Wir tragen unsere Freude im Gotteslob


Dr. András Bándi

Für den 11. Sonntag nach Trinitatis, den 15. Ausgust 2021, hat uns der Kirchenhistoriker Dr. András Bándi ein Geistliches Wort über Sacharja 8,20-23 zur Verfügung gestellt. Aus technischen Gründen veröffentlichen wir diesen Beitrag bereits vorzeitig.

So spricht der Herr Zebaoth: Es werden noch Völker kommen und Bürger vieler Städte, und die Bürger der einen Stadt werden zur andern gehen und sagen: Lasst uns gehen, den Herrn anzuflehen und zu suchen den Herrn Zebaoth; wir wollen mit euch gehen. So werden viele Völker und mächtige Nationen kommen, den Herrn Zebaoth in Jerusalem zu suchen und den Herrn anzuflehen. So spricht der Herr Zebaoth: Zu jener Zeit werden zehn Männer aus allen Sprachen der Völker einen jüdischen Mann beim Zipfel seines Gewandes ergreifen und sagen: Wir wollen mit euch gehen, denn wir haben gehört, dass Gott mit euch ist. (Sacharja 8,20‒23)

“Nächstes Jahr in Jerusalem!” Dieser Satz wird von Juden weltweit an den Hochfesten des Pessachs und des Versöhnungstages gesprochen. Mit ihm drückt man die Hoffnung aus, dass man bald an dem Ort zusammenkommen sollte, an dem Frieden herrscht, an dem das Volk frei frei leben kann. Eine Begeisterung, deren Urpsrung in der Befreiung aus der babylonischen Gefangenschaft zu suchen ist, wie aber auch in der Tatsache, dass der Tempel wieder aufgebaut werden durfte.

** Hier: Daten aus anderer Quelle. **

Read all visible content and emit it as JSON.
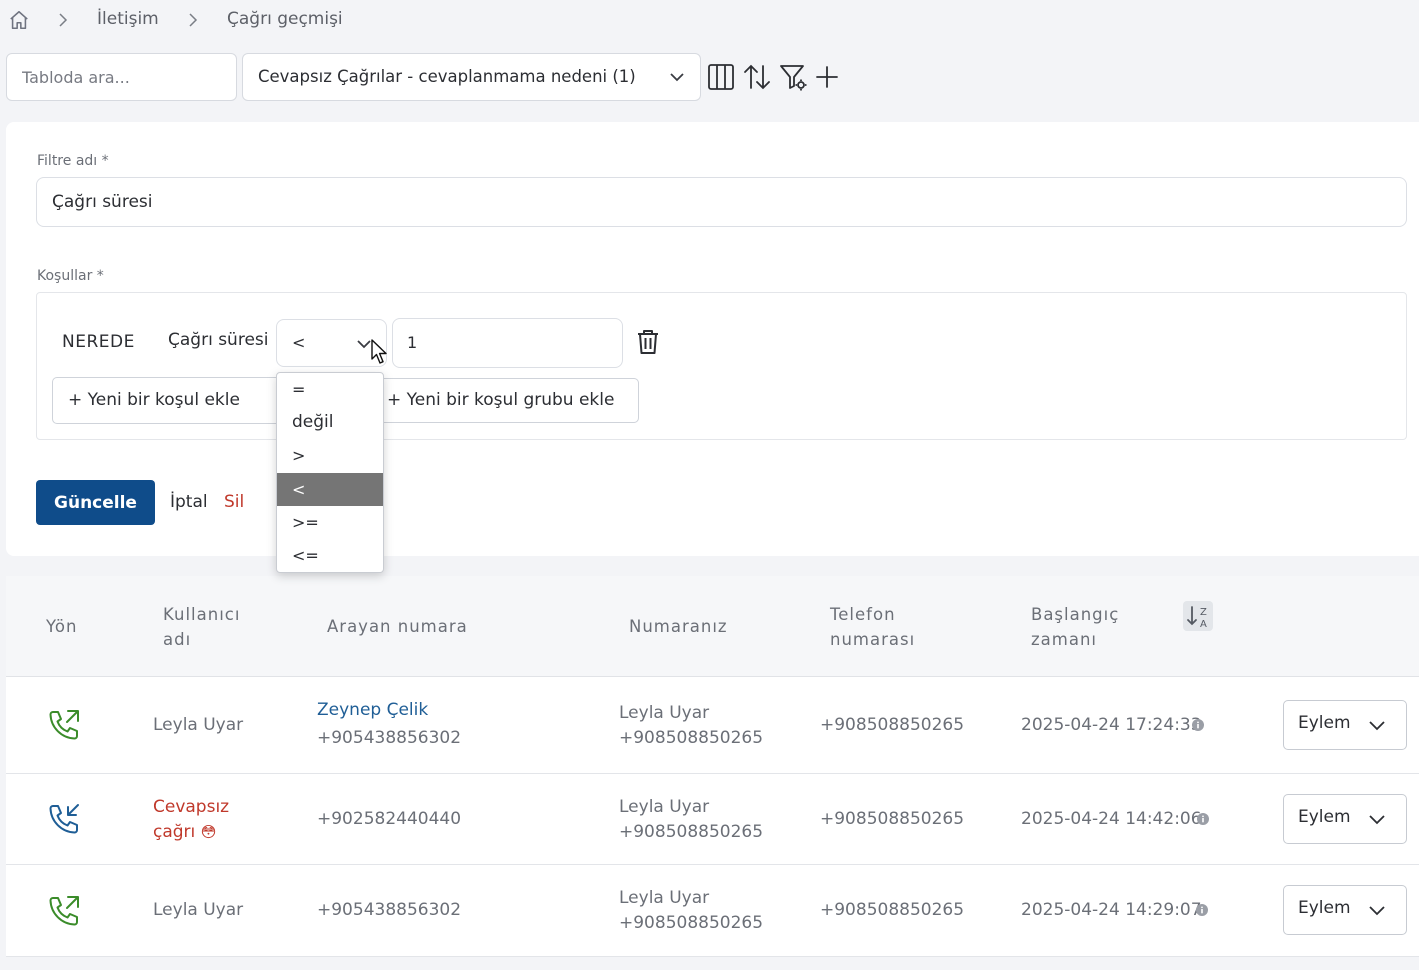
{
  "breadcrumb": {
    "items": [
      "İletişim",
      "Çağrı geçmişi"
    ]
  },
  "toolbar": {
    "search_placeholder": "Tabloda ara...",
    "view_selected": "Cevapsız Çağrılar - cevaplanmama nedeni (1)",
    "icons": [
      "columns-icon",
      "sort-icon",
      "filter-settings-icon",
      "plus-icon"
    ]
  },
  "filter_panel": {
    "name_label": "Filtre adı *",
    "name_value": "Çağrı süresi",
    "conditions_label": "Koşullar *",
    "condition": {
      "where_label": "NEREDE",
      "field_label": "Çağrı süresi",
      "operator_value": "<",
      "value": "1"
    },
    "add_condition_label": "+ Yeni bir koşul ekle",
    "add_group_label": "+ Yeni bir koşul grubu ekle",
    "update_label": "Güncelle",
    "cancel_label": "İptal",
    "delete_label": "Sil",
    "operator_options": [
      "=",
      "değil",
      ">",
      "<",
      ">=",
      "<="
    ],
    "operator_selected_index": 3
  },
  "table": {
    "headers": {
      "direction": "Yön",
      "username": [
        "Kullanıcı",
        "adı"
      ],
      "caller": "Arayan numara",
      "your_number": "Numaranız",
      "phone": [
        "Telefon",
        "numarası"
      ],
      "start": [
        "Başlangıç",
        "zamanı"
      ]
    },
    "action_label": "Eylem",
    "rows": [
      {
        "direction": "outgoing",
        "username": "Leyla Uyar",
        "caller_name": "Zeynep Çelik",
        "caller_number": "+905438856302",
        "your_name": "Leyla Uyar",
        "your_number": "+908508850265",
        "phone": "+908508850265",
        "start": "2025-04-24 17:24:33"
      },
      {
        "direction": "incoming",
        "username_line1": "Cevapsız",
        "username_line2": "çağrı",
        "username_emoji": "😳",
        "caller_number": "+902582440440",
        "your_name": "Leyla Uyar",
        "your_number": "+908508850265",
        "phone": "+908508850265",
        "start": "2025-04-24 14:42:06"
      },
      {
        "direction": "outgoing",
        "username": "Leyla Uyar",
        "caller_number": "+905438856302",
        "your_name": "Leyla Uyar",
        "your_number": "+908508850265",
        "phone": "+908508850265",
        "start": "2025-04-24 14:29:07"
      }
    ]
  },
  "colors": {
    "primary": "#0f4c8a",
    "link": "#1f5e96",
    "missed": "#c0392b",
    "call_outgoing": "#3b8c2a",
    "call_incoming": "#1f5e96"
  }
}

Sacharja, obwohl ein Priester, ist doch kein Prophet dessen erstrangiges Ziel eine Theologie des Tempels wäre, sondern wie sein Name es auch besagt (der Herr hat sich erinnert, der Herr wird uns retten), ist er vielmehr ein Prophet der Aufarbeitung dessen was war und der Neugestaltung dessen, was da ist, in Hinblick auf das, was kommen wird. Sacharja sieht die Bestrafung des  Volkes als gerecht an, denn das Volk hat gesündigt. Dabei verwendet er ein starkes Bild: die Sünde des Volkes ist wie eine riesige und schwere Tonne, die mit einem schweren Deckel aus Blei versehen ist. In der Tonne saß in Sacharjas Vision eine Frau, die der Deuteengel ‒ denn im Unterschied zu anderen Propheten empfängt Sacharja die Visionen nicht von Gott selbst ‒ Gottlosigkeit nennt.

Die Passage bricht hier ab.